The thesis focuses on three distinct areas. The first part considers the prevalent view that singular
successors are affected only by terms which appear in a document of lease. The potential for successor
landlords to be affected by variations to the initial lease, side-letters and unimplemented terms of missives
The second, and largest, part of the thesis considers the rules for determining whether particular conditions
of a lease are 'personal' (in the sense of binding only the original landlord) or 'real' (in the sense of binding
the landlord's successors). This distinction is based on the content of the relevant condition. The thesis
locates the distinction in property and contract law doctrine and reveals it to be a mandatory one, which
parties to a lease cannot circumvent by intention. It considers the accepted test for distinguishing real and
personal conditions (the 'inter naturalia' test) and identifies problems with it. A revised test is proposed and
then applied, in the following chapters, to particular types of lease term. Terms which are analysed include
break options, renewal options, options to purchase, terms permitting the retention of rent, and terms
relating to land other than the subjects of the lease, such as access rights and exclusivity obligations.
Criticisms of the distinction from the perspective of legal policy are evaluated.

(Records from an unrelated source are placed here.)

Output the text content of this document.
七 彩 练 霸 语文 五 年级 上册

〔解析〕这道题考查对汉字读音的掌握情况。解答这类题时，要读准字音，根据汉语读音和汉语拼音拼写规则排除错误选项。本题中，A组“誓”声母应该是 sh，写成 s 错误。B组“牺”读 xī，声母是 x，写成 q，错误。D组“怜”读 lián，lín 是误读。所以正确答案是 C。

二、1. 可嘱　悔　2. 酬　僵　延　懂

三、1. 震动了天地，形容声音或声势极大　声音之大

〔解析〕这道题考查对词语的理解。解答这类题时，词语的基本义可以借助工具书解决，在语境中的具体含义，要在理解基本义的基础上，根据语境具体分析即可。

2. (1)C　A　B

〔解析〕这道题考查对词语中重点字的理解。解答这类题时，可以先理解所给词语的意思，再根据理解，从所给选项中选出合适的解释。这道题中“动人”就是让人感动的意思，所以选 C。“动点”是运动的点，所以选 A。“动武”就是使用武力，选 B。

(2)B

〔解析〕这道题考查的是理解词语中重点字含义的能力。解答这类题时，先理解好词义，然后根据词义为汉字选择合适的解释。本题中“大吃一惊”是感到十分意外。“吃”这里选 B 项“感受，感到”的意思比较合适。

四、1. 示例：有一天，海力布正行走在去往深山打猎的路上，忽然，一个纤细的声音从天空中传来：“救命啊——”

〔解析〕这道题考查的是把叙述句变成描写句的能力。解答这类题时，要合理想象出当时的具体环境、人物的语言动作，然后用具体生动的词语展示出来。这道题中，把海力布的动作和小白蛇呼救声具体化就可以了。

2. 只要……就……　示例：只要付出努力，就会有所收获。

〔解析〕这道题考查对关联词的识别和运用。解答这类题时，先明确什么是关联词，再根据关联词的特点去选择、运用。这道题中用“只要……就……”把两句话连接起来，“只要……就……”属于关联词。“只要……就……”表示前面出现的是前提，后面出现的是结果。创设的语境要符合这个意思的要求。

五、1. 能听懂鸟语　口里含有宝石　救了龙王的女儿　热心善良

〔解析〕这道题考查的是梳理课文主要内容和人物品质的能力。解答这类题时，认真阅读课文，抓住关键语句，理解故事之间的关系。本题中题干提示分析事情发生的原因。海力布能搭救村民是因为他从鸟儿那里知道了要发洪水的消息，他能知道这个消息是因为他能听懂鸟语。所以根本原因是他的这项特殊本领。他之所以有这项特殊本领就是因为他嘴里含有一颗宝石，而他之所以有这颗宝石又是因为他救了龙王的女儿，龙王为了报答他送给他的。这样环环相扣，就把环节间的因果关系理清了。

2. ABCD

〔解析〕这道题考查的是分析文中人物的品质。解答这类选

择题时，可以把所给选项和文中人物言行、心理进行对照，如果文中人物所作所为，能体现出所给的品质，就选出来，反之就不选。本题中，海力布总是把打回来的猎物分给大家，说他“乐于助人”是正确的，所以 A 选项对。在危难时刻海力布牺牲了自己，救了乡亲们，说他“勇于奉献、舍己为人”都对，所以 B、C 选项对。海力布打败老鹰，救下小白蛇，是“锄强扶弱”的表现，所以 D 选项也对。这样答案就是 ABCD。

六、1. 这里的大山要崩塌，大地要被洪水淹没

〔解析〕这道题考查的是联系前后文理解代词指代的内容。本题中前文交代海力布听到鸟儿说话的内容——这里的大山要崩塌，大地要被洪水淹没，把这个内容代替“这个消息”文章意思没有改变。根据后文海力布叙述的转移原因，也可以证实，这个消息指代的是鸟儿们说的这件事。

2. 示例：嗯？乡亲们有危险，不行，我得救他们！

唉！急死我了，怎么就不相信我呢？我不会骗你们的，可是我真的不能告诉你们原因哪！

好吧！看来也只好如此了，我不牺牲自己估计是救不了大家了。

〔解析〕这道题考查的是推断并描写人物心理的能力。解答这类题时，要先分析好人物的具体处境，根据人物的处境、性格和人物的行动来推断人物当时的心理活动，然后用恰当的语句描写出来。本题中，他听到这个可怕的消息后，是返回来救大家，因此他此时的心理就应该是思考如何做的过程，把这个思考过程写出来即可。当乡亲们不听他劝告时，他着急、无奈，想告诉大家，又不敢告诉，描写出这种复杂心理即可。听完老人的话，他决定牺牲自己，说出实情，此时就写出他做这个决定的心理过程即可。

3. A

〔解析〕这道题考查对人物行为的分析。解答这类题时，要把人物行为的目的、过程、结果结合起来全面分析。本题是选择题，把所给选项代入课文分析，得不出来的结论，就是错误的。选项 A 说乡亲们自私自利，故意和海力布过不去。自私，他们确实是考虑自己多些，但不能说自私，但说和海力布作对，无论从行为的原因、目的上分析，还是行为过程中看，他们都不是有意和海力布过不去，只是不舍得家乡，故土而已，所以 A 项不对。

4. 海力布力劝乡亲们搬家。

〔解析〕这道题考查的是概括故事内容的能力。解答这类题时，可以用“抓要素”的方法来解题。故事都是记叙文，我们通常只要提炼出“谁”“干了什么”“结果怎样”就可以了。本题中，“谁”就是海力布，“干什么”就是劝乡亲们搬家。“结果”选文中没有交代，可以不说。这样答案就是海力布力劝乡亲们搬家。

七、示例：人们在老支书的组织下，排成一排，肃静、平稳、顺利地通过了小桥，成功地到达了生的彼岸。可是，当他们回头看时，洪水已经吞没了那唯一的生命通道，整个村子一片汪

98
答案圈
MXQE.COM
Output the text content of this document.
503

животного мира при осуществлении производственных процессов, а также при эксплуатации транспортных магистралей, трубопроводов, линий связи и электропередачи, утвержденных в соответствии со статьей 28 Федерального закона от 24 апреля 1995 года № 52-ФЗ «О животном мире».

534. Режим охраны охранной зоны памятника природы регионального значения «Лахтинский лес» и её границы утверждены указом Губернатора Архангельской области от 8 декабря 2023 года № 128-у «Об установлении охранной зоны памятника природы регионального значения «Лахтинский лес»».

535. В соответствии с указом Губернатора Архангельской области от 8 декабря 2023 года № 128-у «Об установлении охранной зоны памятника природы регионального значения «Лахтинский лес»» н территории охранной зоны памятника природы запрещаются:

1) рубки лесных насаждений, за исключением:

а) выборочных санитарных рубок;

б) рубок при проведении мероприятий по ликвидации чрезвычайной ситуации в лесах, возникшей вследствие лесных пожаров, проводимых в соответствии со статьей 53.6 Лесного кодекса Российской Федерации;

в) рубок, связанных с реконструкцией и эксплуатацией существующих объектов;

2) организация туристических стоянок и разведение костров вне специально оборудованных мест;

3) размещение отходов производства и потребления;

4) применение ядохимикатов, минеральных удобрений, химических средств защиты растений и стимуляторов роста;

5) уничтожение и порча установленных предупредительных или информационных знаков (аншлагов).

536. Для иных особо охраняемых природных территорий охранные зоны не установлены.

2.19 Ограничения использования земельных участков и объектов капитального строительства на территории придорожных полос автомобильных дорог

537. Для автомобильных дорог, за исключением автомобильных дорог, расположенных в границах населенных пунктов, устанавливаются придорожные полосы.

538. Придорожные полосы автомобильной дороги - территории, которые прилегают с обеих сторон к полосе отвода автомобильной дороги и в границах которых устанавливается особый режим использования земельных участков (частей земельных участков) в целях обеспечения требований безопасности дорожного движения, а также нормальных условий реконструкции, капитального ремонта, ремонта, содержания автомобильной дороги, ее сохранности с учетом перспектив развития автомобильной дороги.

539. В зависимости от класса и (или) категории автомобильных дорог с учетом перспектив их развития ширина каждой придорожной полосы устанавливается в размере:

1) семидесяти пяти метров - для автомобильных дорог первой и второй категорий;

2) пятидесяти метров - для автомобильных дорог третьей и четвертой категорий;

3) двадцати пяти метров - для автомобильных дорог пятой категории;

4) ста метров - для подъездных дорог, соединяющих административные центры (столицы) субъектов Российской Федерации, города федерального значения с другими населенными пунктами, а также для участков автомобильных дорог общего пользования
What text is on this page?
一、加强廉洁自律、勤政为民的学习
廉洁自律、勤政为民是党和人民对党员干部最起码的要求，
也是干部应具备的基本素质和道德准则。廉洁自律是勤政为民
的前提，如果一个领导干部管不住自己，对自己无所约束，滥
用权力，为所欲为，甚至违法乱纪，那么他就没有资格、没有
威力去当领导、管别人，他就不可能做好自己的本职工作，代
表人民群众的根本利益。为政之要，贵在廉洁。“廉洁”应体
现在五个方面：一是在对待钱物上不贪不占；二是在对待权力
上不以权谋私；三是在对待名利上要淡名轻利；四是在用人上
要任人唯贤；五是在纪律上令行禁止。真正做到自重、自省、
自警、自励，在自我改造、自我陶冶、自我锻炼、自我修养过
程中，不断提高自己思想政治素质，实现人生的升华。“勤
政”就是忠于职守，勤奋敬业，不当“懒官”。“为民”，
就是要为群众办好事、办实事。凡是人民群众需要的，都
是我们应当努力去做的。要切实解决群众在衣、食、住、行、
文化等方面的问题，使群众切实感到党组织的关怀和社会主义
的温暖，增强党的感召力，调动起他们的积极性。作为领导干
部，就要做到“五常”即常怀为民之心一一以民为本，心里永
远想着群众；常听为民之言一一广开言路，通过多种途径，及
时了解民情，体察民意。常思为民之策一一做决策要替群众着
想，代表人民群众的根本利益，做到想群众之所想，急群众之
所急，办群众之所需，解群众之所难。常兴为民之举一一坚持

The third, and final, part of the thesis considers whether the fact that the successor acquired gratuitously or
with knowledge of the terms of the lease results in his being bound by terms which would otherwise be
personal. That is to say, it considers the 'offside goals' rule. The requirements of that rule are clarified and
then its application to an obligation or option to renew the lease and to an option to purchase is considered.
This includes a detailed consideration of the obligations to which the grant of an option gives rise.